MEMOIRS PART 2 - WRATHALL AND MATTHEWS


[copyright © 2013 by James A. Wrathall]



In about 1920 Dad and Pratt Matthews formed a company named WRATHALL AND MATTHEWS and went into the construction business. They bought used equipment from various sources, dug trenches and installed tile to drain some of the lower areas in Granstville, including their own properties. They also got contracts fro some of the grade raising work for the new Lincoln Highway, which went through Granstville. They did this with horse-drawn equipment, mostly with a two-horse scraper called a "fresno".

One of the contracts they got was to raise the grade across the Bonneville Salt Flats. Anyone who is old enough to remember things as they were before Interstate 80 was built may recall that the highway was parallel to the railroad tracks, about 100 yards north, and ran in an almost straight line from the eastern edge of the Flats to Wendover on the western edge. The only place hwere the highway curved was about halfway across the salt flats, where the highway turned away from the railroad. After about a half mile it curved back toward the railroad until it was again 100 yards away and then curved to resume its western course toward Wendover.
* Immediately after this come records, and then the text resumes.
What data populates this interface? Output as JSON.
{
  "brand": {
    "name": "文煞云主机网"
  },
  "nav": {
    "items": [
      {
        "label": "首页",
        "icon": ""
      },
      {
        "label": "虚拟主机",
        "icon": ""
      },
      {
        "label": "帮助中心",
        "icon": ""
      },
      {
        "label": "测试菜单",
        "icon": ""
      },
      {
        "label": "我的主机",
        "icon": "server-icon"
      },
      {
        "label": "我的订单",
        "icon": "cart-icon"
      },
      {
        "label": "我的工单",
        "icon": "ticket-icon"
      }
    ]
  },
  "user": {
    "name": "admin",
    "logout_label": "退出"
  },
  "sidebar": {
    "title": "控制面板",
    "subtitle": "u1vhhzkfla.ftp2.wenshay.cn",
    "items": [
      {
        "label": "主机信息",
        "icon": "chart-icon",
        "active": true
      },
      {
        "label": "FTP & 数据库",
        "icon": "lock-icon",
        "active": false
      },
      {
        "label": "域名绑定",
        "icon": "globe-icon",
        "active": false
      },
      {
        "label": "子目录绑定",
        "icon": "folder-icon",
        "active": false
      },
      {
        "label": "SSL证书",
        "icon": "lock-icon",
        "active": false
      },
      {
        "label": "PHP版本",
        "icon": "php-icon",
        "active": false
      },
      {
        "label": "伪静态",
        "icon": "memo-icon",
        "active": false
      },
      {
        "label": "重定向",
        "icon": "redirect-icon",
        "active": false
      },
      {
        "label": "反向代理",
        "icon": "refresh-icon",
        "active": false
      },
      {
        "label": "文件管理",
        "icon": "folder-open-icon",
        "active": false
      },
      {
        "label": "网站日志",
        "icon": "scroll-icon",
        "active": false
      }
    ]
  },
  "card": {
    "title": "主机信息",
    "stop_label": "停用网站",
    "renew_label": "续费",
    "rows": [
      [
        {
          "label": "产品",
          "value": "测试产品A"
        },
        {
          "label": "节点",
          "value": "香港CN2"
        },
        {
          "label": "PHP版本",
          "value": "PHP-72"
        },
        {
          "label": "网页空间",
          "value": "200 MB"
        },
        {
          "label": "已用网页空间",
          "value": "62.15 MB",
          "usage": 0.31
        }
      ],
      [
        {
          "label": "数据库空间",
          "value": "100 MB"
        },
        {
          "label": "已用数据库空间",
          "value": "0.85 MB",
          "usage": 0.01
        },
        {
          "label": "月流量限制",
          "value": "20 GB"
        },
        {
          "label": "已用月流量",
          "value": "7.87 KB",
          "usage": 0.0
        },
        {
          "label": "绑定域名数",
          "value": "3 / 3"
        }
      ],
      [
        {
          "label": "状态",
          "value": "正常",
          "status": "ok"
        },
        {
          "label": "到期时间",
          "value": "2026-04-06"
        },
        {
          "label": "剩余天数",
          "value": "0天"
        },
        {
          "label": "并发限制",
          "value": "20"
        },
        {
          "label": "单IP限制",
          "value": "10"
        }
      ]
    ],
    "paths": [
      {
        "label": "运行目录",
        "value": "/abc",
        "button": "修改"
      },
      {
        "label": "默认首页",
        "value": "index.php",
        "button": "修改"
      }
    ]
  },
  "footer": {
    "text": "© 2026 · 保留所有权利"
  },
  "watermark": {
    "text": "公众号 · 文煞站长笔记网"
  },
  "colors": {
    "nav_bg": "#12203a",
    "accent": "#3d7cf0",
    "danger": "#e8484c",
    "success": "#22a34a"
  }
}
Dad told me the reason for this. The surveyors had reached an agreement with the railroad regarding the railroad's right-of-way, put in the proper alignment stakes, and told Dad & Pratt to begin. They began the laborious work with their fresnos and when they were a little beyond the half-way point, a railroad inspector came by and said," Wait a minute - our right of way doubles every 20 miles for a length of a quarter mile in case we ever want to build a station."

After many arguments and recriminations, the highway people caved in and curved the road out as indicated above. This prevented it (according to Dad) from becoming the longest straight highway in the U.S. and maybe the world at that time. Also, to the best of my knowledge, the railroad never built a station there.